Semarang, Harian Jateng – M Yudhie Haryono, Direktur Eksekutif Nusantara Centre, mengatakan bahwa Indonesia adalah negara predatorik. Hal itu sebagai wujud refleksi HUT Kemerdekaan RI ke 70 tahun 2015.

“Mari kita lanjutkan kuliah postkolonial yang tertunda. Satu tema menarik adalah negara predatorik. Jika pada awal formasi kemerdekaan via proklamasi negara ini didesain sebagai negara progresif-pancasilais, kenapa jadi negara predator?,” ujar dia, kemarin.

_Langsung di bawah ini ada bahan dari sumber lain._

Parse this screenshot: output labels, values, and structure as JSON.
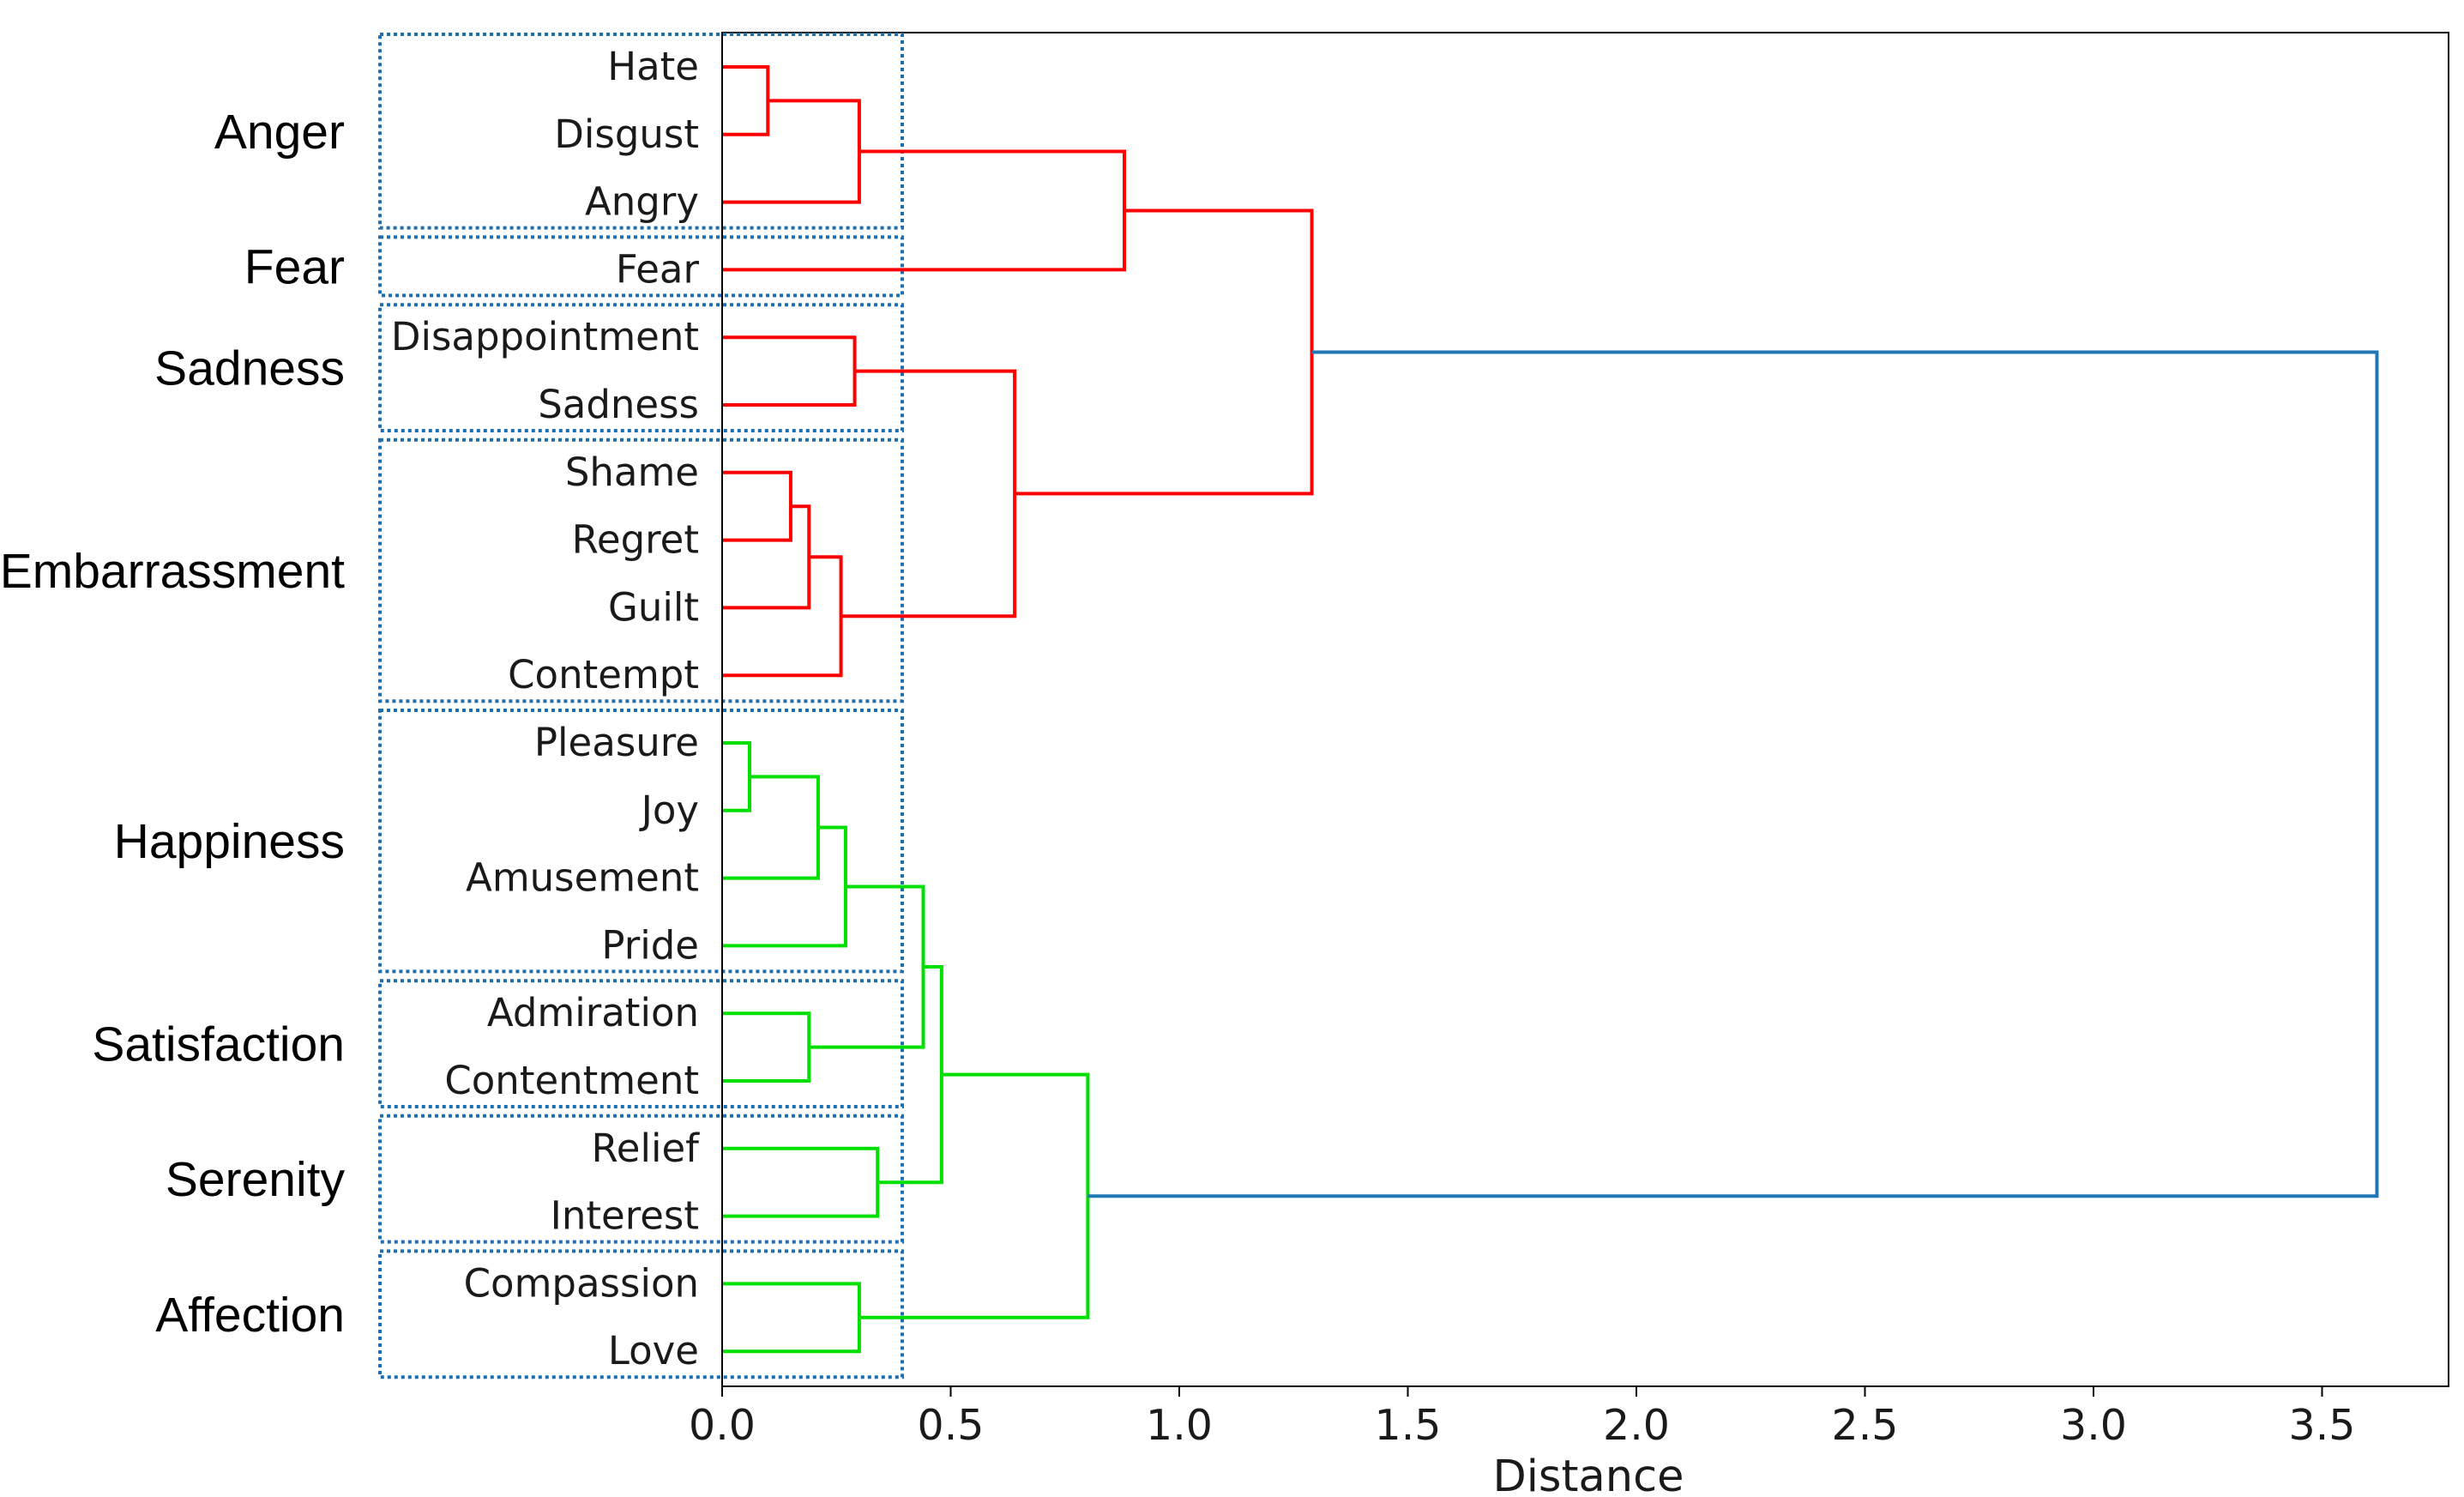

Tentu saja karena warisan kolonialisme, kata dia, predator berasal dari bahasa Inggris. “Maknanya adalah perilaku satu individu atau kelompok yang menyerang atau memakan individu lainnya demi kepentingan hidupnya. Kanibalisme ini dapat dilakukan dengan berulang-ulang kepada mangsanya. Dalam konteks politik di Indonesia, yang dimaksud dengan negara predatorik adalah kemampuan individu atau kelompok menggunakan negara (aparatusnya) guna membuat warga lainnya paria dan mati,” tegas penulis buku Merebut Mimpi Bangsa tersebut.

Kita tahu, lanjut dia, bahwa demokrasi di Indonesia ini bukan seperti demokrasi yang diidealisasikan para pendirinya. “Sebaliknya demokrasi yang ada lebih mirip dengan politik di negara-negara liberal. Demokrasi berbasis individu dan modal. Karena itu, individu bermodal (politisi-pengusaha) menjadi potret pembajak demokrasi. Mereka merupakan kekuatan koalisi dari pemain lama berbaju baru dan pemain baru bermental lama,” urai dia.

Kelompok predatoris itu, ujar dia, menguat karena kalangan reformis 1998 gagal menghilangkan kekuatan-kekuatan predatoris tersebut. “Arsitektur predatoris kini adalah kekuatan yang memiliki kepentingan untuk menguasai sumber daya publik demi kepentingan akumulasi kapital privat (diri dan kelompoknya),” tutur pendiri Kalam Nusantara tersebut.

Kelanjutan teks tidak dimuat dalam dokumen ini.